US Secretary of State Mike Pompeo has declared that the persecution of millions of ethnic minorities in the western Xinjiang region constitute “crimes against humanity” and a “genocide.”
Pompeo made the determination just 24 hours before President-elect Joe Biden takes office. There was no immediate response from the incoming Biden team, although he and members of his national security team have expressed support for such a designation in the past.
Pompeo’s determination does not come with any immediate repercussions although the legal implications mean the U.S. must take it into account in formulating policy toward China.
Many of those accused of having taken part in the repression are already under U.S. sanctions. The “genocide” designation means new measures will be easier to impose.
“After careful examination of the available facts, I have determined that since at least March 2017, the People’s Republic of China, under the direction and control of the Chinese Communist Party, has committed crimes against humanity against the predominantly Muslim Uyghurs and other members of ethnic and religious minority groups in Xinjiang,” Pompeo said in a statement.
“In addition, after careful examination of the available facts, I have determined that the PRC, under the direction and control of the CCP, has committed genocide against the predominantly Muslim Uyghurs and other ethnic and religious minority groups in Xinjiang. I believe this genocide is ongoing, and that we are witnessing the systematic attempt to destroy Uyghurs by the Chinese party-state.”
The welcome move places added pressure on the UK government to follow suit and is sure to provoke a heated response from China.
Ministers are already expressing support to reverse key amendments to the Trade Bill, recently passed by the House of Lords, when it returns to the Commons on Tuesday – including one which would force the government to withdraw from any free trade agreement with countries the High Court rules are carrying out any form of genocide.
In a joint letter to colleagues on both sides of the political spectrum, shadow foreign secretary Lisa Nandy and shadow international trade secretary Emily Thornberry said it was “essential” for MPs to ensure Britain’s stance on “human rights” was “reflected in how we conduct trade negotiations around the world”.
Tory rebels are also supporting the proposed amendment and to acknowledge China’s increasing persecution of the Uyghur as genocide.
The Uyghurs are a Turkic-speaking minority ethnic group originating from and culturally affiliated with the general region of Central and East Asia.
The growing persecution of the Uyghurs has come under the media spotlight in recent months, after viral online videos were shown depicting thousands of Muslims being packed onto trains and allegedly taken to one of the ‘work camps’ run by the state – reminding many of scenes from the holocaust.

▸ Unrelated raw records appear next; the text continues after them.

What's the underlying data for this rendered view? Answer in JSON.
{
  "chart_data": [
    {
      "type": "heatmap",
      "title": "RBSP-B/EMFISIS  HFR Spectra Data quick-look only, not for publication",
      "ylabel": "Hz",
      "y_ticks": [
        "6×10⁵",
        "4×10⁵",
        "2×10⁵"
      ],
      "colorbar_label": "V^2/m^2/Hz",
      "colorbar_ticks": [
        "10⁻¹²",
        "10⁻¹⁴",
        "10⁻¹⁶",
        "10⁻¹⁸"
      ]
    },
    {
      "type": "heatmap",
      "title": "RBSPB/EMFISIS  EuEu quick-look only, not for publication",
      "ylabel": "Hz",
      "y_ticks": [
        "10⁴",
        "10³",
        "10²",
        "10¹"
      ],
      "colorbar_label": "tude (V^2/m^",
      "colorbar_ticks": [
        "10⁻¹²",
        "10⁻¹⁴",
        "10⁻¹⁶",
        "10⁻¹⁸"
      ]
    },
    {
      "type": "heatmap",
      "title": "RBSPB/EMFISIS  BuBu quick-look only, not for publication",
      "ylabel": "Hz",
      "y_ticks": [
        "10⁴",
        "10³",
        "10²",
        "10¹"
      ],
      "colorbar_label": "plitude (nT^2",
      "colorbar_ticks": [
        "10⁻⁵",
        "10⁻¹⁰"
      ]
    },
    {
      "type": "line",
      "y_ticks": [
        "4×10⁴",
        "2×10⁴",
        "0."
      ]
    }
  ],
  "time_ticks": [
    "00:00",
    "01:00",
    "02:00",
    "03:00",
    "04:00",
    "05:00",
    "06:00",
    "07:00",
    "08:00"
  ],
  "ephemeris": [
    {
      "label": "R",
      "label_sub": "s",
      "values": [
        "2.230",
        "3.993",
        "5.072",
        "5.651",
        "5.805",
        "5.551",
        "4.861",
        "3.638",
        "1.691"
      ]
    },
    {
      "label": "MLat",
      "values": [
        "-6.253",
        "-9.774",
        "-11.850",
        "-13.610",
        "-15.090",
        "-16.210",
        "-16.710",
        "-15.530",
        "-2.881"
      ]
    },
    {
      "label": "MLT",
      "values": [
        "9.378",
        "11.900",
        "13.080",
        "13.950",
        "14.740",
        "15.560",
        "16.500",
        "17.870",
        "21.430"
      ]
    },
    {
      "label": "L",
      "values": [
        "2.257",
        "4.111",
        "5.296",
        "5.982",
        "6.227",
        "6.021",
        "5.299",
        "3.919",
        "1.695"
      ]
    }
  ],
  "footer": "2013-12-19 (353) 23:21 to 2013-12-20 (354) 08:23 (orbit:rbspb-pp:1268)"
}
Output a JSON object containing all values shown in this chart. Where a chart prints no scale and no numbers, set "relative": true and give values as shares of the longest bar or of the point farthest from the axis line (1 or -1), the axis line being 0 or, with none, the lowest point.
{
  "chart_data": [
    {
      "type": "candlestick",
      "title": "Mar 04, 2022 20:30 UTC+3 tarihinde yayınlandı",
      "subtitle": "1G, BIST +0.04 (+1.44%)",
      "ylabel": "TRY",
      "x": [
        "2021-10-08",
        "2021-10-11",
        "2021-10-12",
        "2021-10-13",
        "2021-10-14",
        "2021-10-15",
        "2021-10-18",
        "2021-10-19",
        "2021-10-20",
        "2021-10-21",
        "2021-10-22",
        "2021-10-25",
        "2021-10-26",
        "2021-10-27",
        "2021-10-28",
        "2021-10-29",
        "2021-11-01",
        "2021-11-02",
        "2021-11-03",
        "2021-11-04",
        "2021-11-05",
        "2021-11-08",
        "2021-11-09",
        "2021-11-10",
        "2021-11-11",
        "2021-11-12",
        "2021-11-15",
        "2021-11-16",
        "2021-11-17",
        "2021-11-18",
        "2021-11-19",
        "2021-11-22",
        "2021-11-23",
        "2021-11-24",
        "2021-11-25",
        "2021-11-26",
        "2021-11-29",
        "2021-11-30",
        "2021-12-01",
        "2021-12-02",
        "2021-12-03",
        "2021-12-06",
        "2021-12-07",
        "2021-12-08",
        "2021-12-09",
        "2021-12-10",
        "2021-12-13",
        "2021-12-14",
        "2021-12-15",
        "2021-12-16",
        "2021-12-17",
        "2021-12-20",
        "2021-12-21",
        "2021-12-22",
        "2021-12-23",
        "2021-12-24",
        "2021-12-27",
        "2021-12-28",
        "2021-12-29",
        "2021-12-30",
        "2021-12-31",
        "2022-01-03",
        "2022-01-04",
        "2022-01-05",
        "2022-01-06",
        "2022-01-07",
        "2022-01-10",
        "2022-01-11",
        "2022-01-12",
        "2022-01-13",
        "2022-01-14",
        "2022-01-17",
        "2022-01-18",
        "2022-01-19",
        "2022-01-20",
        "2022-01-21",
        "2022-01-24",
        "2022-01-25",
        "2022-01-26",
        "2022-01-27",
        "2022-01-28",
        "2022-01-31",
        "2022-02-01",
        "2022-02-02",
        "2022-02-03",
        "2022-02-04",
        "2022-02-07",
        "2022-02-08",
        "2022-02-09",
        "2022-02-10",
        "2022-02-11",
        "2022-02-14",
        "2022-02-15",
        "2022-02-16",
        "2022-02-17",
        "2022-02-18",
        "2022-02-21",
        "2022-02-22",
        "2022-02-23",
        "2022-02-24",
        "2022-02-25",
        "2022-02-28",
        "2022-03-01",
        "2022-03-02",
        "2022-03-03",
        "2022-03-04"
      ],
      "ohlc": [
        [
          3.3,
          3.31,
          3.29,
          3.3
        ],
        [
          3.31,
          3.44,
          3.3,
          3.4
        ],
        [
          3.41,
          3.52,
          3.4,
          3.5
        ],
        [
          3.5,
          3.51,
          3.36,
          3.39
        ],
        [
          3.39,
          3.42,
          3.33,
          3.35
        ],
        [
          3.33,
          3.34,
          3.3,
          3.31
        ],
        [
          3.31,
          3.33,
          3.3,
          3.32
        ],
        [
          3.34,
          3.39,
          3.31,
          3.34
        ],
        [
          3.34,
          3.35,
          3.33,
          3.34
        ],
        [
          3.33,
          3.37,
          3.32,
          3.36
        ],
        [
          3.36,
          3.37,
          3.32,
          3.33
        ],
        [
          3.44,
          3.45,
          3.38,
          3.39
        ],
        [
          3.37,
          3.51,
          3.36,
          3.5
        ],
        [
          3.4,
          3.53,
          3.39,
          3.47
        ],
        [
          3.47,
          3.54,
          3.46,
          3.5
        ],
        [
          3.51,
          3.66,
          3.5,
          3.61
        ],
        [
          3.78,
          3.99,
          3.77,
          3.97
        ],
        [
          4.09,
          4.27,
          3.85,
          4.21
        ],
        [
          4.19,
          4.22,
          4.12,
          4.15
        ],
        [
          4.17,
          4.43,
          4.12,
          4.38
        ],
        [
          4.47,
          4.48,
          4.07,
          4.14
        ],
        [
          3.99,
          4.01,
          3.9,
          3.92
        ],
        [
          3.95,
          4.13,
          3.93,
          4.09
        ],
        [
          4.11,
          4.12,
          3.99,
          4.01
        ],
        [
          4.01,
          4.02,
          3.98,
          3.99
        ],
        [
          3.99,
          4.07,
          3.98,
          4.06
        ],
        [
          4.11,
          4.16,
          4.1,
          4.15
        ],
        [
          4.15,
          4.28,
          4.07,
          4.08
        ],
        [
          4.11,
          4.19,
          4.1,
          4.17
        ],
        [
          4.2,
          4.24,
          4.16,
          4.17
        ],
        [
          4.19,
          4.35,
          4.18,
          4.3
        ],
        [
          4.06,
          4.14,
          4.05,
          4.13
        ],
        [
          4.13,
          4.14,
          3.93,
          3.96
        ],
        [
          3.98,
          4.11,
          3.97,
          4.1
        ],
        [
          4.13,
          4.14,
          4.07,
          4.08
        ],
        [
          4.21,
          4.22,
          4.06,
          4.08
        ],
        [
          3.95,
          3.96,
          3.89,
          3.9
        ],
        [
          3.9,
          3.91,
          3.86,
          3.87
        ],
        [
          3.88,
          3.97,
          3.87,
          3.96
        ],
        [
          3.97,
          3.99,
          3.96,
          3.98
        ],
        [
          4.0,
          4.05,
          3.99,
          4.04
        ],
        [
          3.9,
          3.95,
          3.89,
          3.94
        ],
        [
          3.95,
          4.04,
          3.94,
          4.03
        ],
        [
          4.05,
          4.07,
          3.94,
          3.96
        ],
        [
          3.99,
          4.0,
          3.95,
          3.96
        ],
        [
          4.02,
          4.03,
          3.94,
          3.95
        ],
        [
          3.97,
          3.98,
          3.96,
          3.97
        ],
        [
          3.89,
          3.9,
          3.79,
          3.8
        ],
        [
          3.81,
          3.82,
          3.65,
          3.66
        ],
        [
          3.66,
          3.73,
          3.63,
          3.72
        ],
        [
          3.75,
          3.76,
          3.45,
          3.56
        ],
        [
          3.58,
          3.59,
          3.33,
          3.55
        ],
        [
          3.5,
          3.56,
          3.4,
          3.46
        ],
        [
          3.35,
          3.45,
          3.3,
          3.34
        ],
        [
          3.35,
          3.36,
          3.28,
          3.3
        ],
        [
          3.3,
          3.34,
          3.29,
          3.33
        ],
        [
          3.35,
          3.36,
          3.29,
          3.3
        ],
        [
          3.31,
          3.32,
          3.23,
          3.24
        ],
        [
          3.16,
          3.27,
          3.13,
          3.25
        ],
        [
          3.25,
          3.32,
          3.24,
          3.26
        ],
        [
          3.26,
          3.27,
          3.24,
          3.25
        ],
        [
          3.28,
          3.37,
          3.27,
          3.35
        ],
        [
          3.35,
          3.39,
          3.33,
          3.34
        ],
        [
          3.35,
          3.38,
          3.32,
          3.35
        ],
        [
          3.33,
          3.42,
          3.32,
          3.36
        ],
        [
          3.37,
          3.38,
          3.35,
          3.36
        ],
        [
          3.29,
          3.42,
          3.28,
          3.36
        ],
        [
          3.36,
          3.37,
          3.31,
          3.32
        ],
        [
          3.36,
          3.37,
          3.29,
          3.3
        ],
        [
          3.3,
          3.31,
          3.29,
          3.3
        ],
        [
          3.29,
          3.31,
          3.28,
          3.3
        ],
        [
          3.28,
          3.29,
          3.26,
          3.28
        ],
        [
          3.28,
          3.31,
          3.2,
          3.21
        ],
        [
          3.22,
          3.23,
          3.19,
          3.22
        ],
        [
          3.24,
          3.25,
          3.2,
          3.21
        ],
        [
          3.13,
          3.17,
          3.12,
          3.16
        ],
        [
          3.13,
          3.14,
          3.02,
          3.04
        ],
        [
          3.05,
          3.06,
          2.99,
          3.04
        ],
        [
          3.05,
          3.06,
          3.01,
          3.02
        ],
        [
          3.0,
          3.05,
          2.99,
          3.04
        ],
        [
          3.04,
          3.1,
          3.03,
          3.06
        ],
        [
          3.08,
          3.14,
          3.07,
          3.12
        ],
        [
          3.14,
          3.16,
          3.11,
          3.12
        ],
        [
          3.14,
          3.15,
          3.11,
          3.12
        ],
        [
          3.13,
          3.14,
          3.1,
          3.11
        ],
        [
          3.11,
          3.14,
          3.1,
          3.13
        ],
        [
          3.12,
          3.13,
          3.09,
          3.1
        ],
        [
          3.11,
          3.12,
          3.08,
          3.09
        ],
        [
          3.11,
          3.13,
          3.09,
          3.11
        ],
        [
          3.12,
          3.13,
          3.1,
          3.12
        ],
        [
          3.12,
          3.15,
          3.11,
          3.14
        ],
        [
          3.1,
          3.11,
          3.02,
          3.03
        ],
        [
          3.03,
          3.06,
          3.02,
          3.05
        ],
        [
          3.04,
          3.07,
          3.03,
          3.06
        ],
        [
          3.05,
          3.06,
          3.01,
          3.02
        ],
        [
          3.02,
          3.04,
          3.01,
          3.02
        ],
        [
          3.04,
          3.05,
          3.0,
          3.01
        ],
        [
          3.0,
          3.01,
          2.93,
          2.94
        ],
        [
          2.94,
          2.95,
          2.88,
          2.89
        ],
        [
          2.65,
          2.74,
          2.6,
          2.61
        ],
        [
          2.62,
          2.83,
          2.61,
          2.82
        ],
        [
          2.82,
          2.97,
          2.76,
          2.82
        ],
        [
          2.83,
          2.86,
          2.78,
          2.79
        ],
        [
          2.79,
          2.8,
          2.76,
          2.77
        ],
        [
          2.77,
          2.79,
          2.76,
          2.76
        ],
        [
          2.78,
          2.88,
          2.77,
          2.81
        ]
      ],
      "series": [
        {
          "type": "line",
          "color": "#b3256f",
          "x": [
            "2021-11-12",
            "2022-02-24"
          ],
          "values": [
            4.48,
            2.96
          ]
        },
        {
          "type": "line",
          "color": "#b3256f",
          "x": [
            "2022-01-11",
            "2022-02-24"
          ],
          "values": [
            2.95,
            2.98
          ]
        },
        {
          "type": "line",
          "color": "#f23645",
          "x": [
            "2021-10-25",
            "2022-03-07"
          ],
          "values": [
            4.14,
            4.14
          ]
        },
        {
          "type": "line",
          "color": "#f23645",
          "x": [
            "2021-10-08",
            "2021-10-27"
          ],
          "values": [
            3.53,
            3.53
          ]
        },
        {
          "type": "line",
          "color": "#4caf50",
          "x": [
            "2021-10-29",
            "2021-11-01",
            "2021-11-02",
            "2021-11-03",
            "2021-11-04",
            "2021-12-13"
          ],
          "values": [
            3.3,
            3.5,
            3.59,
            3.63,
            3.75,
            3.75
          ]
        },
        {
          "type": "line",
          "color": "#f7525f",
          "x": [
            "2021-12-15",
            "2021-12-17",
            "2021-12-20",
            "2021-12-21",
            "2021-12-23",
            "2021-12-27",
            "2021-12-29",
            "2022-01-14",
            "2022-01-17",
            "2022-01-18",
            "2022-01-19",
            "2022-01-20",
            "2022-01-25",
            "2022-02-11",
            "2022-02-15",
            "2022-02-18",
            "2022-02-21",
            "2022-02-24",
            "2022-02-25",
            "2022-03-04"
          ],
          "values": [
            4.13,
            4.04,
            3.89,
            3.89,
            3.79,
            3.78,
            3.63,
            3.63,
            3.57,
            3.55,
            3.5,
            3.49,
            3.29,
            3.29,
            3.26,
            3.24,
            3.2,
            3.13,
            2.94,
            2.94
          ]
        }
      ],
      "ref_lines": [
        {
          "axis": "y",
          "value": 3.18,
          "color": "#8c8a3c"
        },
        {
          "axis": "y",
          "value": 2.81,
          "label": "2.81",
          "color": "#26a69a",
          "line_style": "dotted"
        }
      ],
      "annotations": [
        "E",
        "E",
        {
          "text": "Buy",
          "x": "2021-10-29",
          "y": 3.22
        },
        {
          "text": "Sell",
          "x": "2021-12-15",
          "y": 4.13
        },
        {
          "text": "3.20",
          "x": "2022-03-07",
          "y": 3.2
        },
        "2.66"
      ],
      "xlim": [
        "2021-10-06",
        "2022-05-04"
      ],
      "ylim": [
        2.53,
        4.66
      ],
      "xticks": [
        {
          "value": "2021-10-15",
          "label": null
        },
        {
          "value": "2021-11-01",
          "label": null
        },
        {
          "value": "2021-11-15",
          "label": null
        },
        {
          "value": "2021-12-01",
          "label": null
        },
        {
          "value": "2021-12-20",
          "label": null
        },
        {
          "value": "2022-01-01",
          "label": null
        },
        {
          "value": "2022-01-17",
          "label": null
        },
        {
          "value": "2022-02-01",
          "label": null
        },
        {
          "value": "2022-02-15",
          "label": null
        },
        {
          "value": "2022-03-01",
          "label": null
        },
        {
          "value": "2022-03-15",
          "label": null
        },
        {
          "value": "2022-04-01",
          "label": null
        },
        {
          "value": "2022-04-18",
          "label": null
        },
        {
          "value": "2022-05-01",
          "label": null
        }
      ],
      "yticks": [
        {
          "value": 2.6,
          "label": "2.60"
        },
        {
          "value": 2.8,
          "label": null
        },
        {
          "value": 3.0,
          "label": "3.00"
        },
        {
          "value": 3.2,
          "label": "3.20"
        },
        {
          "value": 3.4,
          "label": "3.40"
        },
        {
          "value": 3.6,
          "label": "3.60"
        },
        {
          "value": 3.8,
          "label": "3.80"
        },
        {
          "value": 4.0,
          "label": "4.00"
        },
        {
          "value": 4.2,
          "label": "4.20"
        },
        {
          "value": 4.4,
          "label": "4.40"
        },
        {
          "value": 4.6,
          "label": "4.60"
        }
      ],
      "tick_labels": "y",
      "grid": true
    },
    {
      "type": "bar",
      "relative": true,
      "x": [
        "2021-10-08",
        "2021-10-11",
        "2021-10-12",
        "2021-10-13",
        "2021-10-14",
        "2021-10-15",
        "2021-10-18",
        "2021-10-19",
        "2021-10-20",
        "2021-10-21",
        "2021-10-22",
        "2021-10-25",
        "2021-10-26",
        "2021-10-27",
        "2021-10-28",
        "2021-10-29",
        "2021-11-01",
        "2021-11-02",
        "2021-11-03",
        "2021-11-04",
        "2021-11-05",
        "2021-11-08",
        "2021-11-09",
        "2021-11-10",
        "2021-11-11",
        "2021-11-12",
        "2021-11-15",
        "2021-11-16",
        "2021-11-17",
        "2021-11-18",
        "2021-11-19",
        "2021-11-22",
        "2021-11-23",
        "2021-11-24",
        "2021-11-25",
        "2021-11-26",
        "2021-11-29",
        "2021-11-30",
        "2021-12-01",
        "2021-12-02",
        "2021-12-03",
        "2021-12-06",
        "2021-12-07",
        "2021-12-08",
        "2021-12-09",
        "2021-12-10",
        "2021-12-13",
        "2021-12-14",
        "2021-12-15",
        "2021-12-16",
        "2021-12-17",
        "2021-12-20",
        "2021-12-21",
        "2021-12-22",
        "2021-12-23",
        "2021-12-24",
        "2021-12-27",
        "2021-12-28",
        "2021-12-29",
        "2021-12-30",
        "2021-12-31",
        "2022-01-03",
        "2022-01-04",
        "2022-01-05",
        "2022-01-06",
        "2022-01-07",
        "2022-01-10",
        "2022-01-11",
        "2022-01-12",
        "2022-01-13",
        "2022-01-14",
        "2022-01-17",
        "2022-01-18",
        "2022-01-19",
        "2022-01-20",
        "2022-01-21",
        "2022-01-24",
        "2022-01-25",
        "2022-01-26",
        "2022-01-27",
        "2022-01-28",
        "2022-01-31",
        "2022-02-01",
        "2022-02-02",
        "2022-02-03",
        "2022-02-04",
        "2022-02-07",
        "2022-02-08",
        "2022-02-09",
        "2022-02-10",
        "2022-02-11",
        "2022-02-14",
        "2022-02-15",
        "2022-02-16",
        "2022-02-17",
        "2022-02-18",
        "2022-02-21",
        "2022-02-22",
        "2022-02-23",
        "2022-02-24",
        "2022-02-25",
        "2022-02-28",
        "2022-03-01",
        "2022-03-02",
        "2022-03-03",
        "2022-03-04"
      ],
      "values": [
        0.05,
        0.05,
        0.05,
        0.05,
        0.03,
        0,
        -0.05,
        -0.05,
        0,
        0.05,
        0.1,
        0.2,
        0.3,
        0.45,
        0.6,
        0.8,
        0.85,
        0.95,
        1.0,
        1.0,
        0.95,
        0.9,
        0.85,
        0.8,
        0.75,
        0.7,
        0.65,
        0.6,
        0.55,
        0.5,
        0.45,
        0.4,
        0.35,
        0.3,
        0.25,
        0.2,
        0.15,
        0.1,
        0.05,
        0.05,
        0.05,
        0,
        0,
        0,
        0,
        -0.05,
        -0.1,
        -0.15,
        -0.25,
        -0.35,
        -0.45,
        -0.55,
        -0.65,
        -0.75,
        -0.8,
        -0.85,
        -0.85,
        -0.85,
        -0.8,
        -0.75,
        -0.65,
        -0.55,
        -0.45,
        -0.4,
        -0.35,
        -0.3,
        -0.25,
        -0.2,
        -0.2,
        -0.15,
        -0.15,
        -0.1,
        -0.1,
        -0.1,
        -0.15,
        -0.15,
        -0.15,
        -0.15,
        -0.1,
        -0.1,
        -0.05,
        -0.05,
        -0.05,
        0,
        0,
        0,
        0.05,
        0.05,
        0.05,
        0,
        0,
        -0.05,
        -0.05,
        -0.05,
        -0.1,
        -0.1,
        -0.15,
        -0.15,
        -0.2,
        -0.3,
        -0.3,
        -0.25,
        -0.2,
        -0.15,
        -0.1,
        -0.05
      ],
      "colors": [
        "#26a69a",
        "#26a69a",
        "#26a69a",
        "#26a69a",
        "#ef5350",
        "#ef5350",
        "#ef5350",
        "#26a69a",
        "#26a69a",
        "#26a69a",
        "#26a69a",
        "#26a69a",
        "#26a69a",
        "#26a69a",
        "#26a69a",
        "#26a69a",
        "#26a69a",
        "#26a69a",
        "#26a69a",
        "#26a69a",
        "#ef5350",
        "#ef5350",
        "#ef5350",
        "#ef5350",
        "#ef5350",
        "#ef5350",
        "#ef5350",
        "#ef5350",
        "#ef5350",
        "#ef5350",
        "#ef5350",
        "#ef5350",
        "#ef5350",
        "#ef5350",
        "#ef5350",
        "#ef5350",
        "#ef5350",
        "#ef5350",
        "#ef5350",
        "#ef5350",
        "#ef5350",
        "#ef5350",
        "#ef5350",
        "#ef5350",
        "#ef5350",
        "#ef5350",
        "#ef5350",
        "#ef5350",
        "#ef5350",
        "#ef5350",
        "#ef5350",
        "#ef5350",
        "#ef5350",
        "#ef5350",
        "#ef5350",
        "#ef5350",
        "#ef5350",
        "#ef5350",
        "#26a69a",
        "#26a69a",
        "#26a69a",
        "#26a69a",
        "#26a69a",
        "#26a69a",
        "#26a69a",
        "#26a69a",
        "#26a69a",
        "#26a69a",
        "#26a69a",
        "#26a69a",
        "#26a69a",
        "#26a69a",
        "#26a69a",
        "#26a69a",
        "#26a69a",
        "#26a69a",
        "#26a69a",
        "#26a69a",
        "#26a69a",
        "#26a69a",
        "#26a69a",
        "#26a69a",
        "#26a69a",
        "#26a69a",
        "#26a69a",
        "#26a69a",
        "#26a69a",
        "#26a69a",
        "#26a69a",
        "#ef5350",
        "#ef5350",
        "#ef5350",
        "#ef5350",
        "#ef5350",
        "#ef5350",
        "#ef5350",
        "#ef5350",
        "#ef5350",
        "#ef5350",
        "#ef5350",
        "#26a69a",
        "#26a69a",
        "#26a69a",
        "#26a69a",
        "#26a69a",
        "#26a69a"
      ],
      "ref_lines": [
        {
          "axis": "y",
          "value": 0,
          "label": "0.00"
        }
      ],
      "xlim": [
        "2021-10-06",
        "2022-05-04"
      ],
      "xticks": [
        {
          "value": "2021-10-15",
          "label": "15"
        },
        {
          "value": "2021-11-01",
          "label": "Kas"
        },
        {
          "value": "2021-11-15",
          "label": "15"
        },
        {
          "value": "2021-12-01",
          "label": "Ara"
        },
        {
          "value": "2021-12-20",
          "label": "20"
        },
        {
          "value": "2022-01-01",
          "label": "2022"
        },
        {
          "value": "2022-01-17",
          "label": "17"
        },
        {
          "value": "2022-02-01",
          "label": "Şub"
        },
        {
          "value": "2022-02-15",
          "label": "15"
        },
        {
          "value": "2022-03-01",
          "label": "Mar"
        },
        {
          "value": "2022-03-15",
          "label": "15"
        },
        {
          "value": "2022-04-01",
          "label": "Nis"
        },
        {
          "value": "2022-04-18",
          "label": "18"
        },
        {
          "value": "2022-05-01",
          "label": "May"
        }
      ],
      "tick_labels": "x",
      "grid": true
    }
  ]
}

The Chinese government stands accused of propagating a policy of sinicization in Xinjiang in the 21st century, with critics calling this policy an ethnocide or a cultural genocide of Uyghurs, and many human rights experts calling it a genocide.
In particular, critics have highlighted the concentration of Uyghurs in state-sponsored re-education camps, suppression of Uyghur religious practices and testimonials of alleged human rights abuses including forced sterilization and contraception, and human organ harvesting.